The gnomes of Zurich is a term that was used by leaders of the British Labor Party in the 1960s to refer condescendingly to Swiss bankers with financial headquarters in Zurich. The phrase is meant to evoke imagery of gnomes, who in fairy tales and folklore are often greedy creatures that hoard treasure and work up secret mischief. At the time, various British politicians attributed the downfall of the Sterling, or pound, to Swiss bankers, whom they believed were speculating on the Sterling's foreign exchange rate in such a way as to cause devaluation. Swiss bankers, whether guilty or not, made an easy scapegoat: Switzerland's commitment to secret banking practices has long cast a shroud of mystery over its financial practices. Thus, the gnomes of Zurich was meant to assert that Swiss bankers were privately up to no good.
The gnomes of Zurich became a political catchphrase in the 1960s, its popularity fueled by persisting problems with the Sterling. The term's coinage is often attributed to George Brown, British Economic Minister in the ‘60s, who once said, "The gnomes of Zurich are at work again." Some attribute the term, however, to Harold Wilson, the British Prime Minister from 1964-70. In either case, both politicians, among others, used the phrase to vent their frustration over the belief that Swiss bankers were tinkering with the Sterling's value and profiting from its downfall.

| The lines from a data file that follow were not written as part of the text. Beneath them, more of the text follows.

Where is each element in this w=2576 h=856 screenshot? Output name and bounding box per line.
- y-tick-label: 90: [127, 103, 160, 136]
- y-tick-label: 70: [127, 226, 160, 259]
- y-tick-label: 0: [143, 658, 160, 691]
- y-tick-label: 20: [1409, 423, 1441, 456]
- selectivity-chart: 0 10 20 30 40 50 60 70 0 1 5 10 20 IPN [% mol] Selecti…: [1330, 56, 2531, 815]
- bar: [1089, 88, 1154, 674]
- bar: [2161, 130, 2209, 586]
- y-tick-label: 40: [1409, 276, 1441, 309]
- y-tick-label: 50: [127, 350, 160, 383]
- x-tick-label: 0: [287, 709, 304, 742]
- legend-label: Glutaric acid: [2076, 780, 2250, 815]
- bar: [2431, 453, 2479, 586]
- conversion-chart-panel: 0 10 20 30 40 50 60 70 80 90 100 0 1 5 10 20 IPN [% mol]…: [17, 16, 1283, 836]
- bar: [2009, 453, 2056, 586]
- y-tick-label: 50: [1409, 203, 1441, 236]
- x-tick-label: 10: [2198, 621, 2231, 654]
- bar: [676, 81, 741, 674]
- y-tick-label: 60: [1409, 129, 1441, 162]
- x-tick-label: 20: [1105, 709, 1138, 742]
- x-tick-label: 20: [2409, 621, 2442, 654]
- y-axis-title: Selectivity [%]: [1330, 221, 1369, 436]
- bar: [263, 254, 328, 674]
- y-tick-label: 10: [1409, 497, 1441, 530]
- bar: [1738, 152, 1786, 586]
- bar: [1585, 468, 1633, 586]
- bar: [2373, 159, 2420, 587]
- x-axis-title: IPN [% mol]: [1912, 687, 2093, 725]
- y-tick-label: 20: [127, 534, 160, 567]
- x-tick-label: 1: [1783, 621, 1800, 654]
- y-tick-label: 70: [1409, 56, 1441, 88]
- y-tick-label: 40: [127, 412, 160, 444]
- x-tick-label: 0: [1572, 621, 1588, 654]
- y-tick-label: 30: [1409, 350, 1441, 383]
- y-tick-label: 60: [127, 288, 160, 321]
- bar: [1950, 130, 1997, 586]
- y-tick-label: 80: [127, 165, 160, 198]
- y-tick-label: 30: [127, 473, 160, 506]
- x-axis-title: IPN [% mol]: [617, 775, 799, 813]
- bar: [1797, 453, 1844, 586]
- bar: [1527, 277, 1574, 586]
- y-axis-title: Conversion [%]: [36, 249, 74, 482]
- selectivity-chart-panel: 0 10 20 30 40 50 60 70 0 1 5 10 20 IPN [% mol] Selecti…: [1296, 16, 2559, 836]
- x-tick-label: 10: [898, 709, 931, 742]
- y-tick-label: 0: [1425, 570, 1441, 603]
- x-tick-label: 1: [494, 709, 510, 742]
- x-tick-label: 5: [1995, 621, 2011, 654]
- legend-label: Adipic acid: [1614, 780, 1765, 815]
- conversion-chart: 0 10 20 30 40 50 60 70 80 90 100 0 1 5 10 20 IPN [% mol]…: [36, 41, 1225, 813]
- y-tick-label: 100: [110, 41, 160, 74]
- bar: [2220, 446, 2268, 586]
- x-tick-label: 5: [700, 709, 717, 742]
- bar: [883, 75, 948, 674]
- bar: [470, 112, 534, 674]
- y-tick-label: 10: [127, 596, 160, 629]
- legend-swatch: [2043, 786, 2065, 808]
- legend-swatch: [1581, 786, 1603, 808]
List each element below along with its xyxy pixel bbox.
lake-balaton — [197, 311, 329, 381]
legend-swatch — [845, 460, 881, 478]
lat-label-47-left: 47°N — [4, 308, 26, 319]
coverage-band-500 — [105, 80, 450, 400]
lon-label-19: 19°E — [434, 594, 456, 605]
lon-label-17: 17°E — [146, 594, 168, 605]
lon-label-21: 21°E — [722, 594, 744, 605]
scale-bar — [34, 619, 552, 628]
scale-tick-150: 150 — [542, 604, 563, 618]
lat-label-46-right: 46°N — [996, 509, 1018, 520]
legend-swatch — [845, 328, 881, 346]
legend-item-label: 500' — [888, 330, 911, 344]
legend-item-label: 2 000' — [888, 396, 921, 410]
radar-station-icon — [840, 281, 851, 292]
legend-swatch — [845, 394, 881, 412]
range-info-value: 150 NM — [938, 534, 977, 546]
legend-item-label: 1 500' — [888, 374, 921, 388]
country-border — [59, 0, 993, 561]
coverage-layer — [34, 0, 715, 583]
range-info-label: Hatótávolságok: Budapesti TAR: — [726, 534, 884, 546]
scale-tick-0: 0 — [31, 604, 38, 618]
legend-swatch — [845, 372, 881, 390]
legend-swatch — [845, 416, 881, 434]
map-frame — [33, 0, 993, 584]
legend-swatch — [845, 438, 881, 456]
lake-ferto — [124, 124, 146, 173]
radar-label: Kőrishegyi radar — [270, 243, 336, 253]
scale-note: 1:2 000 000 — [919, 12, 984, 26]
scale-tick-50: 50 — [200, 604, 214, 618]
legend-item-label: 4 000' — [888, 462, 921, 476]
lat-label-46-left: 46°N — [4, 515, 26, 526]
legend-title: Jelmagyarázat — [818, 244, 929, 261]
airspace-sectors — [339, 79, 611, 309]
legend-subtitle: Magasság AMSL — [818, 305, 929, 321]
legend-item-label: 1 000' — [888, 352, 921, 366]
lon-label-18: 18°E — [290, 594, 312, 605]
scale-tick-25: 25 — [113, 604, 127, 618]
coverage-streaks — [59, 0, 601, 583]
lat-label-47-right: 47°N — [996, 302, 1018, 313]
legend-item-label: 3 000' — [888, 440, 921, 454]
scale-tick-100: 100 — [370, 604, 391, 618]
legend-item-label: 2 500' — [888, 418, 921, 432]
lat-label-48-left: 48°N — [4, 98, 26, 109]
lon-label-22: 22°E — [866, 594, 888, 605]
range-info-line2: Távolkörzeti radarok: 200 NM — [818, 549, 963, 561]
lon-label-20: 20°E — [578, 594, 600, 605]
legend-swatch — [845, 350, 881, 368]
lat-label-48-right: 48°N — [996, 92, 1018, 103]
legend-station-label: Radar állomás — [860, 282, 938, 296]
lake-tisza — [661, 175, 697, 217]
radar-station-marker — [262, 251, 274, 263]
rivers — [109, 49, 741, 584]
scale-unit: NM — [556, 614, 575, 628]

As the term caught on, it came to represent more than concern over the devaluation of the Sterling; it became an illustration for how the Swiss banking system works. In stories, gnomes often dwell in cavernous mountains, where they greedily store up treasures and plot impish schemes. Although they may not be diabolical nor greedy, Swiss bankers are indeed keepers of secret treasure. Switzerland is known for accepting deposits from a plentiful base of foreign investors, storing much of that money in underground, impregnable vaults. The privacy of Swiss banking accounts is fiercely guarded, so much so that it's illegal for a banker to give up the identity of an account holder.
Although some have been skeptical about Swiss banking secrecy—criminals could hypothetically use the system to store ill-gotten money—the practice came about as a means of protecting honest investors. In 1934, Switzerland enacted bank secrecy as law in order to protect German citizens who were attempting to keep their money away from the Nazi Party. Banking privacy has been a part of Swiss culture for so long that it now seems grafted into the national psyche as a given right.
With the Sterling crisis of the 1960s long past, referring to Swiss bankers as the gnomes of Zurich has lost much of its sting, if not all of it. Now, the term is used as often in Switzerland as the U.K., as a tongue-in-cheek, honorary reference to the culture of Swiss banking. In fact, the term is so accepted that the Zurich Money Museum enjoys the presence of its own resident gnome sculpture.